1031 Exchange

In a typical transaction, a property owner is taxed on the gain realized from the sale of their property. IRC Section 1031 provides an exception and allows you to postpone paying tax on the gain if you reinvest the proceeds in similar property as part of a qualifying like-kind exchange. Gain deferred in a like-kind exchange under IRC Section 1031 is tax-deferred, but it is not tax-free.

A 1031 exchange, otherwise known as a tax-deferred exchange, is a method for selling one “qualified” property and then purchasing another “qualified” property within a specific time frame. While the process of selling and buying is similar to any standard sale and purchase, a 1031 exchange is unique because the entire transaction is treated by the Internal Revenue Service (“IRS”) as an exchange and not a sale.

Property owners working with a REIT may be able to combine the benefits of a 1031 Exchange and a 721 UPREIT. In this combined transaction, the property owner sells their investment property and ends up with an interest in a REIT. 

Consult a tax professional or refer to IRS publications for additional assistance with an IRC Section 1031/721 Transaction.


1031 Flow Chart


  • Increased Buying Power: deferred taxes allow owners to invest more money in the replacement property

  • Diversification: provides a means to reallocate, consolidate or diversify your investment portfolio through the purchase of different qualified properties
  • Continue Income: provides a process to sell/exchange commercial properties, but still enjoy the benefit of regular income from income-producing real estate assets
  • Exit Strategy: provides an alternative process to sell/exchange commercial properties

  • Save Time: provides the opportunity to enjoy the benefits of professionally managed real estate
  • Defer Taxes: provides owners a process to defer taxes on capital gains and certain recapture taxes so long as the UPREIT holds the real property and the investor holds their interest in the REIT


What is a Qualified Intermediary?

•  A Qualified Intermediary (QI) is an independent party who facilitates tax-deferred exchanges pursuant to Section 1031 of the Internal Revenue Code. The QI cannot be the taxpayer.
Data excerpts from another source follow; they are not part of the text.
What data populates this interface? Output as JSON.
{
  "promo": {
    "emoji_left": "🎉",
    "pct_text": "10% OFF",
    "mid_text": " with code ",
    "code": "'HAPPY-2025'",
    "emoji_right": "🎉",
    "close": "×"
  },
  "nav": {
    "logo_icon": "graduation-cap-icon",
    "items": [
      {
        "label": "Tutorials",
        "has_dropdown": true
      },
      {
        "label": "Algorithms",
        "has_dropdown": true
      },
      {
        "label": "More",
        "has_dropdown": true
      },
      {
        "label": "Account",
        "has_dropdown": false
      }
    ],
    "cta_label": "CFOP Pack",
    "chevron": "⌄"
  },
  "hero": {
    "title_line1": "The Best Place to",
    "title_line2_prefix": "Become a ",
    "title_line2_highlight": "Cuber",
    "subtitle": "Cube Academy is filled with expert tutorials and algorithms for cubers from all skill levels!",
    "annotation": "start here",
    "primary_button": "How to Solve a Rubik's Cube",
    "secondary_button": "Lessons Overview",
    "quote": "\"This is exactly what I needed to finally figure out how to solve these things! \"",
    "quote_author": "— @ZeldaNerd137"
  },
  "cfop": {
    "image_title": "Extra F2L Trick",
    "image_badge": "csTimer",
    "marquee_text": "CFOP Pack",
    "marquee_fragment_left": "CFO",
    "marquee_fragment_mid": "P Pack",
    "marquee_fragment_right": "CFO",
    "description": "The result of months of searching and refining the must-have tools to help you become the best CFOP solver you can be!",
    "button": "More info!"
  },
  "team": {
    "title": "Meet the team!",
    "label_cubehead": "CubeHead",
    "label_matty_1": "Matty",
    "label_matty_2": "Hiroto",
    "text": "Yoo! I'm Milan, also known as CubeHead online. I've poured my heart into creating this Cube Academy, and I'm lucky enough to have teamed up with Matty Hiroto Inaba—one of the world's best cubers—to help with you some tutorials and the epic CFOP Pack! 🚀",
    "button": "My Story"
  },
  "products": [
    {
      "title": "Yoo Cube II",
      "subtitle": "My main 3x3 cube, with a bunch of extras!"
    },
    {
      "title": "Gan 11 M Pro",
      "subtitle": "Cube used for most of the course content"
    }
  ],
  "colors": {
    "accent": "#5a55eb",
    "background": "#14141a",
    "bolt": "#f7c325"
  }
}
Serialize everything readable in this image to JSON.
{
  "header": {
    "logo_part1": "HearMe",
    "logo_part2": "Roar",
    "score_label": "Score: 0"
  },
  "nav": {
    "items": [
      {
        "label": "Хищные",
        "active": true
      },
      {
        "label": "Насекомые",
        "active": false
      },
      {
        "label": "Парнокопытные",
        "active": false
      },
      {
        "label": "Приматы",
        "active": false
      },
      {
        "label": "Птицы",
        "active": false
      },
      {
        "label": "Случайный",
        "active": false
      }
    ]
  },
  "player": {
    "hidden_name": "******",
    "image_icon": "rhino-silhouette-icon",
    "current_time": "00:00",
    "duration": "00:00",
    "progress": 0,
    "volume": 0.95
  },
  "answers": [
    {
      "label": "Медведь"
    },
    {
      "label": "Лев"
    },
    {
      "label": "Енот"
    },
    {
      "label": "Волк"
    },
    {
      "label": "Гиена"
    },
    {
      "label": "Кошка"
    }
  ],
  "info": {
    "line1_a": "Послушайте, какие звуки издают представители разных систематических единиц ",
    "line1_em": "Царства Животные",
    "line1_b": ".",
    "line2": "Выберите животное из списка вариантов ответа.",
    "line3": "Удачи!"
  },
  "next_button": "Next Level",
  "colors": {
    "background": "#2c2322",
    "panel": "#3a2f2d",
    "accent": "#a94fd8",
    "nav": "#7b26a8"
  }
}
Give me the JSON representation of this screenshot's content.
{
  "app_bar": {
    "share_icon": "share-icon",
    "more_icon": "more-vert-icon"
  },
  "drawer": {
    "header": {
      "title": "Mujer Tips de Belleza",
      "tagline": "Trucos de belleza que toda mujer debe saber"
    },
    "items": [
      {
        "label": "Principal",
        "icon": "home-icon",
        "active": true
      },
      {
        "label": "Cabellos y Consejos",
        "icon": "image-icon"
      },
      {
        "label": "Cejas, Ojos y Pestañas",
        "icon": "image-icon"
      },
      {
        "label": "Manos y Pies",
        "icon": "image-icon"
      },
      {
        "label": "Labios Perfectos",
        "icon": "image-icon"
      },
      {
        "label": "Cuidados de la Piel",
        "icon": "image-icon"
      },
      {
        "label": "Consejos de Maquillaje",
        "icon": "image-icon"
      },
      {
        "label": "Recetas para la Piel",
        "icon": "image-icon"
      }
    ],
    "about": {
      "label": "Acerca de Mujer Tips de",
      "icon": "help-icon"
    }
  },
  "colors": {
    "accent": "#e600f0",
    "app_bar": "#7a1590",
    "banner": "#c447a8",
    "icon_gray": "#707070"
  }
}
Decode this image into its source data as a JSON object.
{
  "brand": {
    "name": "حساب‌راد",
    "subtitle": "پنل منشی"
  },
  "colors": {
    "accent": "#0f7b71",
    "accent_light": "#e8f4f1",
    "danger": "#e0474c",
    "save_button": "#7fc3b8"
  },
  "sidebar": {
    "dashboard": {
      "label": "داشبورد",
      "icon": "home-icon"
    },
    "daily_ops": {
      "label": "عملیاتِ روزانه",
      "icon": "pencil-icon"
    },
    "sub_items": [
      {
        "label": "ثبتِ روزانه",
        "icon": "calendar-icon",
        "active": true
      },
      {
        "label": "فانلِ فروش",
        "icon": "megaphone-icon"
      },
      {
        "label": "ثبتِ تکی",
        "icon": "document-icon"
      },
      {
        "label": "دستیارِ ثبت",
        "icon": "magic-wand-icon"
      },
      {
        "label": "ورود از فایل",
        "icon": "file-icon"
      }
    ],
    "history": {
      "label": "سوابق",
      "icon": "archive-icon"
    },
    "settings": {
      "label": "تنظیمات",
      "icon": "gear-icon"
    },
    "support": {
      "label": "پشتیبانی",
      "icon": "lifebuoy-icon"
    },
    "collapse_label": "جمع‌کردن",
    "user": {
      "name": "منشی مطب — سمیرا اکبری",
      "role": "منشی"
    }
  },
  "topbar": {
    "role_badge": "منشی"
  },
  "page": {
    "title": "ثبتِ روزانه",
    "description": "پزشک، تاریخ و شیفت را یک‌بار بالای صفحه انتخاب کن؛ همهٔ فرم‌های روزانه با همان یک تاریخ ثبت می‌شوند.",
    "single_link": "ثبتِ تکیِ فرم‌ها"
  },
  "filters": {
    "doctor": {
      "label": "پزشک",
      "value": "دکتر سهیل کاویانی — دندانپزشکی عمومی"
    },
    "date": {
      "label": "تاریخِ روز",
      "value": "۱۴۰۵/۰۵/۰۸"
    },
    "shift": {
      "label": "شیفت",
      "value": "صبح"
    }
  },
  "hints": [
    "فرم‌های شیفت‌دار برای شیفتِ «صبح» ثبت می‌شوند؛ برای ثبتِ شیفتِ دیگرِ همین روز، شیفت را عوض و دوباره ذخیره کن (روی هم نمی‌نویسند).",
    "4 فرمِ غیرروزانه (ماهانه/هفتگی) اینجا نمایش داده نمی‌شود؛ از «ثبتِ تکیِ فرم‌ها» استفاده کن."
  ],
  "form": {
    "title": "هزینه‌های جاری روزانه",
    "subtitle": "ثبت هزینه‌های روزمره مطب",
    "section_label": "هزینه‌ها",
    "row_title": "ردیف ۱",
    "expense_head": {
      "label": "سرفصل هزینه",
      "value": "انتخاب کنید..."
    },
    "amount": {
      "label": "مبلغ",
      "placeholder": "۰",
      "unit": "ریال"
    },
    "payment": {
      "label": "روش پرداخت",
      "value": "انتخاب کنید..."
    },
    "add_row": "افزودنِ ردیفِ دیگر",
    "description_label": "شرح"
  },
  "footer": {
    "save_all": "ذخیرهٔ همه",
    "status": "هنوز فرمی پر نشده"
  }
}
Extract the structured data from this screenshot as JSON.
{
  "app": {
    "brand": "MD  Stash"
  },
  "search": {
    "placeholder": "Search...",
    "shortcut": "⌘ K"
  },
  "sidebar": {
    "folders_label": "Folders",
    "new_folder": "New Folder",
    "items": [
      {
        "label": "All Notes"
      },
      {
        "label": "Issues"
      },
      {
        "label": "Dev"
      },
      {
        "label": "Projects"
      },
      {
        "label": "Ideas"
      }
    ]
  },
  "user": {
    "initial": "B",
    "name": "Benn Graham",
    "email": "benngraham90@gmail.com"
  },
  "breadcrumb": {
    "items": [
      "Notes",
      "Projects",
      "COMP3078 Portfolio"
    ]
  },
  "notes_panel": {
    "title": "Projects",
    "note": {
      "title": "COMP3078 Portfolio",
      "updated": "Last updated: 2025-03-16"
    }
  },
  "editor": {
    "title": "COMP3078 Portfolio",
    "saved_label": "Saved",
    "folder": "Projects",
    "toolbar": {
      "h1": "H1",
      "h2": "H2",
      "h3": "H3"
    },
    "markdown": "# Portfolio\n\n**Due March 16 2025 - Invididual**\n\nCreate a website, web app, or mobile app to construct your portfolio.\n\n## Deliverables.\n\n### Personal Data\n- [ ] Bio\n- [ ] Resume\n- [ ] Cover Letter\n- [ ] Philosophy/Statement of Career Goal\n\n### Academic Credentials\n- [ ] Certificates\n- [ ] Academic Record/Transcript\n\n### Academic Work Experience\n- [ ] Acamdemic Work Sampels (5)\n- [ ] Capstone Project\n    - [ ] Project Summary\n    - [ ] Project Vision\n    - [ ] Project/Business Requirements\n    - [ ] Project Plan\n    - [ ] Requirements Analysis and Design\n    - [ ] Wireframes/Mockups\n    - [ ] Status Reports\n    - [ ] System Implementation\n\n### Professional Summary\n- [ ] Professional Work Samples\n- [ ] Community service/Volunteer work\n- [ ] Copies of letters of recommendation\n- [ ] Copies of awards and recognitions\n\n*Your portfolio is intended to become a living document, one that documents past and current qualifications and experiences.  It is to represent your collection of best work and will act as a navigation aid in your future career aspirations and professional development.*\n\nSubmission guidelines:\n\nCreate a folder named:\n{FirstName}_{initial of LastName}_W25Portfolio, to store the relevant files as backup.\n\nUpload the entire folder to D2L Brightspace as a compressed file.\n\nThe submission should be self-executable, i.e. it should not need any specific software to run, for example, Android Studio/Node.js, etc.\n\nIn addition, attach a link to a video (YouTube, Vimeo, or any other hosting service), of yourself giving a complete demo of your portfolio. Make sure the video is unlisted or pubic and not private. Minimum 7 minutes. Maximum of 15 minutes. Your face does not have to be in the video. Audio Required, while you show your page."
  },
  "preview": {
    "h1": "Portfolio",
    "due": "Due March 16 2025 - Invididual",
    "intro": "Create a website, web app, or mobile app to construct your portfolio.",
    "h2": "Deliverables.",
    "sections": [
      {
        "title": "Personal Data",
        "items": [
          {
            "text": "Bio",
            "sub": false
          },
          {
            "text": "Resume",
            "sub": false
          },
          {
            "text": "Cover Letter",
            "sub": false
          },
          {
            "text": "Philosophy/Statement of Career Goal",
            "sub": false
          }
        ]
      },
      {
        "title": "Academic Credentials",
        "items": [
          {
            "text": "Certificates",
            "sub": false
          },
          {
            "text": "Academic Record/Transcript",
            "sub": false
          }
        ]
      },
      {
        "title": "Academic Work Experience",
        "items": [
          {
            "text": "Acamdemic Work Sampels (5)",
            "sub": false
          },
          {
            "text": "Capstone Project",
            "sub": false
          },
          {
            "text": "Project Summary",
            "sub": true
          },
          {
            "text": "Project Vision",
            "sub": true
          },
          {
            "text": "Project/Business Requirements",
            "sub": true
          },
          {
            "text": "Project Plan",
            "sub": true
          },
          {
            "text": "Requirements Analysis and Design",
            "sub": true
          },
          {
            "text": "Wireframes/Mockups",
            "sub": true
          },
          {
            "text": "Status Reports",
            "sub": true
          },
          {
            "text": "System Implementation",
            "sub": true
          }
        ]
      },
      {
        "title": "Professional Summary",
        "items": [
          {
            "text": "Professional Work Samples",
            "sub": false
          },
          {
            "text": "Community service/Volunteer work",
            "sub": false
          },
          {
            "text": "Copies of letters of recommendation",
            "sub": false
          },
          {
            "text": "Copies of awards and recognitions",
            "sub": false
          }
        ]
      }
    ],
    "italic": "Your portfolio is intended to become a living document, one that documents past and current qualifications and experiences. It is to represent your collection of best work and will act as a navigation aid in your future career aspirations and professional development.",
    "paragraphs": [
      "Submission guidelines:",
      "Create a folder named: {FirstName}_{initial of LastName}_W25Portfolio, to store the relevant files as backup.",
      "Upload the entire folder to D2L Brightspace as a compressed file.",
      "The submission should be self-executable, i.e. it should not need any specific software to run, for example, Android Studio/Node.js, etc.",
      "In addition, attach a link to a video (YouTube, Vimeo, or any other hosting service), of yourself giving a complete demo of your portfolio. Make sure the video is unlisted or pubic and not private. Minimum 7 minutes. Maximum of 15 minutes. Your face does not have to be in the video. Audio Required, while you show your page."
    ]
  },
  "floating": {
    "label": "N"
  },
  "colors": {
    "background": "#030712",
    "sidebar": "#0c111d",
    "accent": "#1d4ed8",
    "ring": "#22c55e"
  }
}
•  Acting under a written agreement with the taxpayer, the QI acquires the relinquished property and transfers it to the buyer.

•  The QI holds the sales proceeds, to prevent the taxpayer from having actual or constructive receipt of the funds.

•  Finally, the QI acquires the replacement property and transfers it to the taxpayer to complete the exchange within the appropriate time limits.